Somehow he managed to assemble all of his mages within a reasonable time the next day, gathering them all into his councilroom to assess the damage. “So it swept the entire country?” Tremane asked his chief mage, Artificer Gordun. The homely, square-faced man nodded, as he laced his thick, clever fingers together.
“As nearly as we can tell,” Gordun replied. “It was like one of those enormous waves that carries right across the Salten Sea; it came from the east and north, and is traveling into the west and south. We think it also washed over the Empire, but just at the moment, it is impossible to tell. We can’t get messages to the Empire, and I would suspect that the reverse is true.”

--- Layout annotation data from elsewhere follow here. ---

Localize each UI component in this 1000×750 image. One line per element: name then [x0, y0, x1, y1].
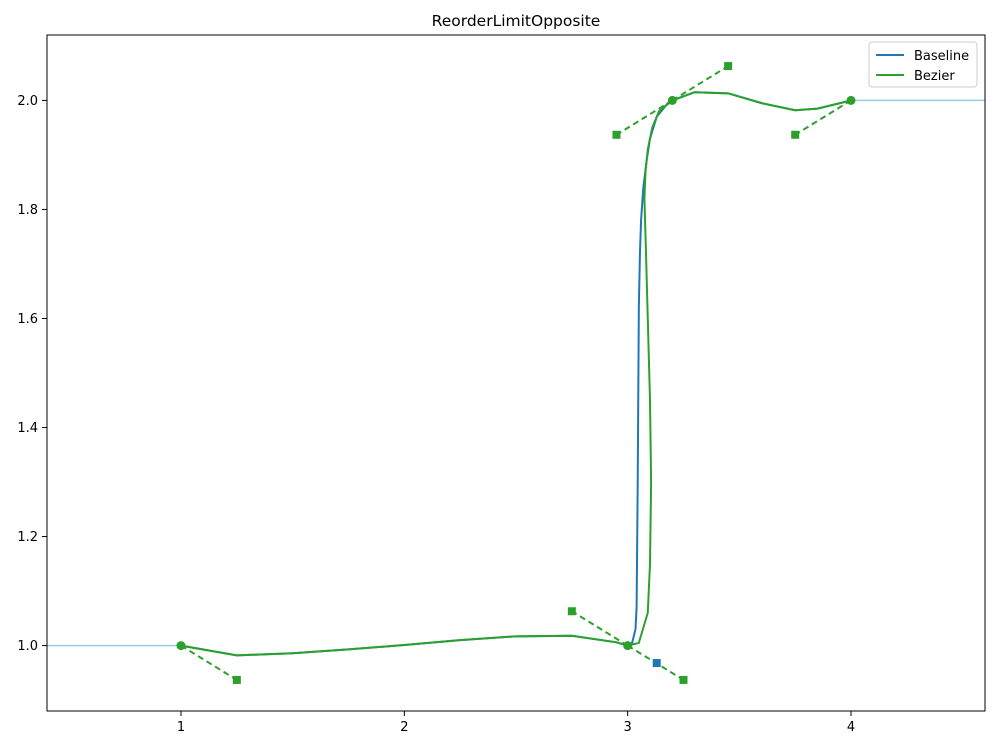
anchor-point-3 — [846, 95, 856, 105]
y-axis: 1.0 1.2 1.4 1.6 1.8 2.0 — [17, 94, 47, 654]
plot-frame — [46, 34, 986, 712]
series-line-bezier — [180, 91, 852, 657]
handle-line-0 — [180, 644, 238, 681]
handle-marker-4 — [724, 62, 733, 71]
handle-line-4 — [671, 65, 729, 102]
handle-marker-5 — [791, 130, 800, 139]
chart-title: ReorderLimitOpposite — [432, 12, 601, 30]
handle-line-5 — [794, 99, 852, 136]
y-tick-label-5: 2.0 — [17, 94, 38, 109]
y-tick-label-0: 1.0 — [17, 639, 38, 654]
legend-label-baseline: Baseline — [914, 49, 969, 64]
x-tick-label-1: 2 — [400, 720, 408, 735]
handle-marker-3 — [612, 130, 621, 139]
handle-line-1 — [571, 610, 629, 647]
plot-area — [47, 62, 985, 684]
y-tick-label-2: 1.4 — [17, 421, 38, 436]
x-tick-label-0: 1 — [177, 720, 185, 735]
y-tick-label-4: 1.8 — [17, 203, 38, 218]
x-axis: 1 2 3 4 — [177, 711, 855, 735]
x-tick-label-3: 4 — [847, 720, 855, 735]
anchor-point-2 — [667, 95, 677, 105]
handle-marker-0 — [232, 675, 241, 684]
anchor-point-1 — [623, 641, 633, 651]
handle-marker-2 — [679, 675, 688, 684]
x-tick-label-2: 3 — [624, 720, 632, 735]
series-line-baseline — [180, 91, 852, 657]
y-tick-label-1: 1.2 — [17, 530, 38, 545]
legend: Baseline Bezier — [868, 41, 978, 88]
legend-label-bezier: Bezier — [914, 69, 955, 84]
baseline-handle-marker — [652, 659, 661, 668]
handle-marker-1 — [567, 607, 576, 616]
handle-line-3 — [615, 99, 673, 136]
anchor-point-0 — [176, 641, 186, 651]
y-tick-label-3: 1.6 — [17, 312, 38, 327]
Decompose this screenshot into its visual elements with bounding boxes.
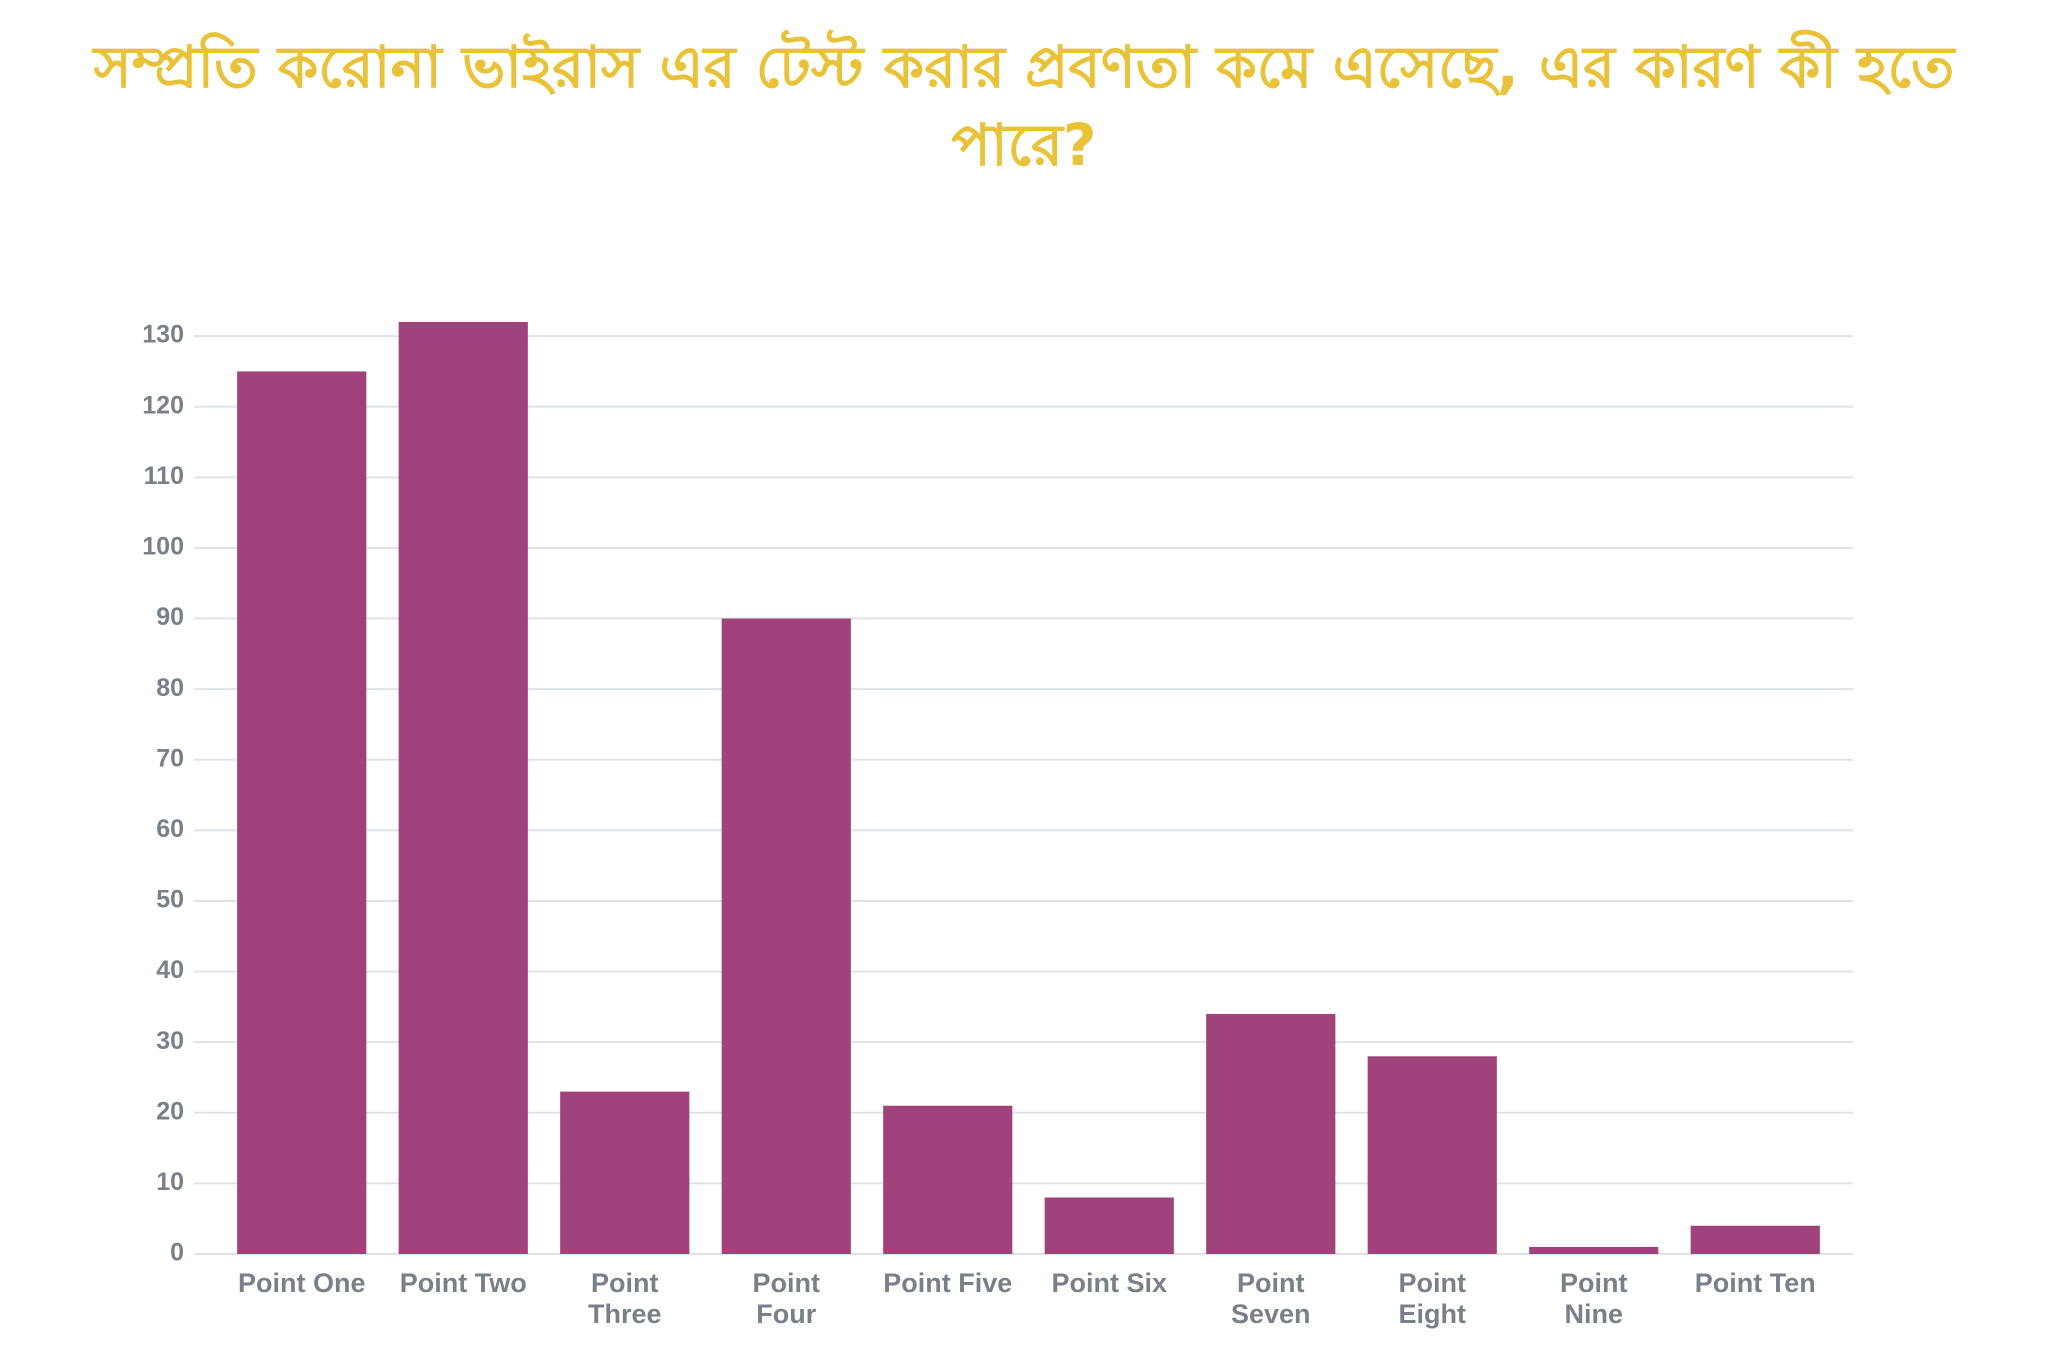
- bar: [1690, 1225, 1820, 1254]
- bar: [560, 1091, 690, 1254]
- y-tick-label: 80: [156, 674, 184, 702]
- y-tick-label: 100: [142, 533, 184, 561]
- y-tick-label: 70: [156, 744, 184, 772]
- y-tick-label: 60: [156, 815, 184, 843]
- x-tick-label: Point Nine: [1560, 1268, 1628, 1329]
- x-tick-label: Point Three: [587, 1268, 662, 1329]
- x-tick-label: Point Two: [399, 1268, 527, 1298]
- x-tick-label: Point Seven: [1230, 1268, 1311, 1329]
- x-tick-label: Point Four: [752, 1268, 821, 1329]
- x-tick-label: Point Six: [1051, 1268, 1167, 1298]
- y-tick-label: 120: [142, 391, 184, 419]
- bar: [1529, 1246, 1659, 1254]
- bar: [398, 322, 528, 1254]
- x-tick-label: Point Five: [883, 1268, 1013, 1298]
- bar: [721, 618, 851, 1254]
- y-tick-label: 110: [144, 462, 184, 490]
- y-tick-label: 130: [142, 321, 184, 349]
- bar: [1367, 1056, 1497, 1254]
- y-tick-label: 50: [156, 886, 184, 914]
- y-tick-label: 40: [156, 956, 184, 984]
- x-tick-label: Point Ten: [1694, 1268, 1816, 1298]
- y-tick-label: 20: [156, 1097, 184, 1125]
- y-tick-label: 0: [170, 1239, 184, 1267]
- bar: [883, 1105, 1013, 1254]
- y-tick-label: 10: [156, 1168, 184, 1196]
- y-tick-label: 90: [156, 603, 184, 631]
- x-tick-label: Point Eight: [1398, 1268, 1467, 1329]
- bar: [1044, 1197, 1174, 1254]
- bar: [1206, 1013, 1336, 1254]
- y-tick-label: 30: [156, 1027, 184, 1055]
- bar: [237, 371, 367, 1254]
- chart-title: সম্প্রতি করোনা ভাইরাস এর টেস্ট করার প্রব…: [93, 33, 1955, 179]
- x-tick-label: Point One: [238, 1268, 366, 1298]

Tremane grimaced. Like those great waves, this thing that had come and gone had left devastation behind it, and the more something was connected to magic, the worse the effect was., Every spell suffered damage to a greater or lesser extent. Lines of communication were all gone until the mages found each other again; the Portals were all down, and only the forty little gods knew when they would be reopened. Defenses were gone, or shaken. Little things, like mage-lights, magical cook-fires, weather-cloaks, timekeepers, all the tiny things that made life run smoothly for the troops, were gone, the spells that created them shattered. There would be dark, cold tents and cold meals all up and down the lines tonight, unless the various commanders quickly found nonmagical substitutes.